Greater Saskatoon Catholic Schools planning for lunchtime supervision fees in Sept.
CBC
Another school division in the province will start charging parents for lunchtime supervision, something Saskatchewan's premier criticized last week, saying schools should draw instead from their "ample reserves."
On Monday, the Greater Saskatoon Catholic School (GSCS) board passed the division's 2022-23 budget, announcing it would cut 19.5 full-time equivalent (FTE) positions in the fall and bring in a lunch supervision fee for elementary school students in the city.
"The education minister has mentioned that there are ample reserves in many, if not all, of the school divisions across the province," said Scott Moe on Friday, just days after Saskatoon Public Schools announced cuts to staffing and a new $100-per-child lunchtime supervision fee for kids not going home during the lunch hour.
"Before a school division is going to charge parents additional dollars for noon hour recess … they most certainly should be looking at using some of the reserves that have been growing in the last few years."
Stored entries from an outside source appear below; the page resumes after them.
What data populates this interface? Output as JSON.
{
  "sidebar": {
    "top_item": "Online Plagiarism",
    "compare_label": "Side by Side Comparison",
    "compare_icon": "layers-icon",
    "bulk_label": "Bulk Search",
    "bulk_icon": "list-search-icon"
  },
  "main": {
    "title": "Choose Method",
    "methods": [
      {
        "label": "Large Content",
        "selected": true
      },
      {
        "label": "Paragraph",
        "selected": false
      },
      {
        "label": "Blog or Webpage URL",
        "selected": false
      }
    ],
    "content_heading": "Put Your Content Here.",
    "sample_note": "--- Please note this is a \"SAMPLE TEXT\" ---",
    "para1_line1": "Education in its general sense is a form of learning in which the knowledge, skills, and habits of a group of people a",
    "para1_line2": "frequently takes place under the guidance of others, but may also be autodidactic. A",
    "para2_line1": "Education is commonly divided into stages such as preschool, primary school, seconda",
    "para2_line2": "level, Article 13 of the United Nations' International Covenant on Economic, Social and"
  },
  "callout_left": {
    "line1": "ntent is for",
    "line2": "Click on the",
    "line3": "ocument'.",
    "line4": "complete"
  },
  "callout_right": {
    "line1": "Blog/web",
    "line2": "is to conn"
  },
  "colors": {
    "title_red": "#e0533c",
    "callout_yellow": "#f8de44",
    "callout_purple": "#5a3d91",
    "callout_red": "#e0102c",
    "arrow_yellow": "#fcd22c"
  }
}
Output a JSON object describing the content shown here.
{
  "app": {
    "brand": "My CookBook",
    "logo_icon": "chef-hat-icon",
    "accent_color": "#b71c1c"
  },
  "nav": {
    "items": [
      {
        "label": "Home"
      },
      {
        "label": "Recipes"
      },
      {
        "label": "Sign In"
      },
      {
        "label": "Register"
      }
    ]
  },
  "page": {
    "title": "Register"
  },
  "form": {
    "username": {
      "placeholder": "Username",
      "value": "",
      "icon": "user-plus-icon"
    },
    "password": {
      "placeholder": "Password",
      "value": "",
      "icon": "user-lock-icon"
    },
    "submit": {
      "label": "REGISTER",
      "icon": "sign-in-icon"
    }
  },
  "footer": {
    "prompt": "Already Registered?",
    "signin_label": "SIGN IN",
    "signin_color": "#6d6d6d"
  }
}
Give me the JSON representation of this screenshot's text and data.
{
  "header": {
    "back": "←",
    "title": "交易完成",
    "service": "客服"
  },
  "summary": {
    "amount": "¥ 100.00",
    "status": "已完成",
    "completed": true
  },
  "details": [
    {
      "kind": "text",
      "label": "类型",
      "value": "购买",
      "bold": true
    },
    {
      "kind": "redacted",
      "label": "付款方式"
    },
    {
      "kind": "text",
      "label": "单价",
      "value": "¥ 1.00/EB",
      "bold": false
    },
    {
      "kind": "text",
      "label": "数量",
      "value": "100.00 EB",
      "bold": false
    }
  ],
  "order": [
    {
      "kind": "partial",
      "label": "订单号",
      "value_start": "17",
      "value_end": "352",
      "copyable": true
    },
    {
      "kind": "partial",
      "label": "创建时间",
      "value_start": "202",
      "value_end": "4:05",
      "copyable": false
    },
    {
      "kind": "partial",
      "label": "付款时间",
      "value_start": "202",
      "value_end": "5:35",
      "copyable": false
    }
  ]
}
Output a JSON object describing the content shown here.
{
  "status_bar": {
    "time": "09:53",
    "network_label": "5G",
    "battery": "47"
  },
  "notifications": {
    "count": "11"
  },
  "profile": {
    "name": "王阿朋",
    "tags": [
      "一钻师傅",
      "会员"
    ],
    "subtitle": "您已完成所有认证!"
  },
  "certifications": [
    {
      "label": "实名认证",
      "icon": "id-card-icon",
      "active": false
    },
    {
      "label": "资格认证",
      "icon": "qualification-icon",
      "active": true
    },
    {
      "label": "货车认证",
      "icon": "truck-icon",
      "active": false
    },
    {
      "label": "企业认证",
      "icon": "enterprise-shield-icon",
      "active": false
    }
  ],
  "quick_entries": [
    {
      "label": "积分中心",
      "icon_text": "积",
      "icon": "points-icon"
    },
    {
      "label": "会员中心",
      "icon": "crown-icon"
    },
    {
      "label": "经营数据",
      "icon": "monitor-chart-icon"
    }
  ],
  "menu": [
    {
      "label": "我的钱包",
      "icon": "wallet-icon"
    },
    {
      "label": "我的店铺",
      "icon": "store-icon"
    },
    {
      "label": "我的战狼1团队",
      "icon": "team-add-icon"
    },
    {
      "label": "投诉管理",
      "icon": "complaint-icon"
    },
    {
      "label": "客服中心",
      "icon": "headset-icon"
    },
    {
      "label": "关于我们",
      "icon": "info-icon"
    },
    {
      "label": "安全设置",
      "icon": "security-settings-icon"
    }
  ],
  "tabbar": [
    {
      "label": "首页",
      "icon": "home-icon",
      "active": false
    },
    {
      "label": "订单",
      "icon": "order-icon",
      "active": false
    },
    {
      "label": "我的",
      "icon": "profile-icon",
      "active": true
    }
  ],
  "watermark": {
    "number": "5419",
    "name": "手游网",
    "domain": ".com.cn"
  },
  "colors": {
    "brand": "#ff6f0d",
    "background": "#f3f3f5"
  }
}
GSCS will implement a $70 per year per student fee for lunch supervision, or $7 per month, the school division explained in a document to parents and staff.
Families of half-time kindergarten students will have to pay $35 per year, and fees will be capped at $140 per family.
Regina's Catholic schools are also adding new fees for lunchtime supervision, while the Regina Public School Division has been charging fees for six years.
While Moe said he was speaking about all divisions in general, not every school in the province might have cash reserves to dip into.
"Some of the boards that have had to make some of those more difficult decisions have already drawn down their reserves over the course of the last … five years of chronic underfunding of education," said Shawn Davidson, president of the Saskatchewan School Boards Association.
"Some of them did have some larger savings that they are able to draw on. And those divisions that do have those reserves are largely doing that."
Some school divisions in Saskatchewan not only have no reserve funds to tap into right now, they actually have to deal with debt, said Davidson
"It is unfair to brand everyone with the same brush and say, 'Oh well, just spend your reserves,'" he said.
The association as well as school divisions across the province have expressed their concerns about the province's spending on education when it was announced in the Saskatchewan government's budget in March.
The province's education budget for the upcoming fiscal year was $3.8 billion, an increase of $47.2 million, or 1.3 per cent from the previous year.